The Bar Association cited the example of Capt. A, a 41-yearold single mother who had served in the IDF for 23 years.

She was “invited to a retirement interview” during IDF personnel reductions in July 2013, while she was in the middle of receiving fertility treatment, and was told she would be retiring in 2014.

Her requests to the IDF that she be allowed to complete the treatment and that her release be postponed went unanswered by a General Staff Personnel Directorate Committee, the Bar Association said.

“Unlike women in the civilian job market, female career soldiers who undergo fertility treatment are exposed to the risk of being fired during their treatment,” the Association’s Military and Security Committee said. “However, the law does not offer similar protection to career soldiers undergoing fertility treatment, including in vitro fertilization.”



Although the 2010 Career Military Service Law offers female soldiers protection against being fired due to pregnancy or child leave, it does not relate to fertility treatments.

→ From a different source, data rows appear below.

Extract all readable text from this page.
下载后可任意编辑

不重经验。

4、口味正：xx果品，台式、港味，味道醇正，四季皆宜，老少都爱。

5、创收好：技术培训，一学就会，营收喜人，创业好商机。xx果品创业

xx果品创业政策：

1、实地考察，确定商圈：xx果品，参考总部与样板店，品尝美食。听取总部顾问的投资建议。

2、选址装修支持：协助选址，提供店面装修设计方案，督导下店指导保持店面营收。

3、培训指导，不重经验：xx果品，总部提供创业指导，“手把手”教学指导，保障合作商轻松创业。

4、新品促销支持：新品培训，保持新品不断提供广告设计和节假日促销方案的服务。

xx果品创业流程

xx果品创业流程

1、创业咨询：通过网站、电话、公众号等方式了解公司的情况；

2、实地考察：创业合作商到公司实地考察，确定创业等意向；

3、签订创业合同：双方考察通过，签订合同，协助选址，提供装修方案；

Since the 2010 law was enacted, defense ministers, who have special powers to veto the firing of pregnant career soldiers, have prevented the dismissal of women in 30 percent of cases in which the IDF had approved their release.

According to the proposed legislation, the IDF will be forbidden from firing career soldiers during their absence from service due to fertility treatment of any kind, and the soldier’s position will be secure for 150 days after treatment.

The IDF Spokesman’s Office did not respond to a request for comment by press time.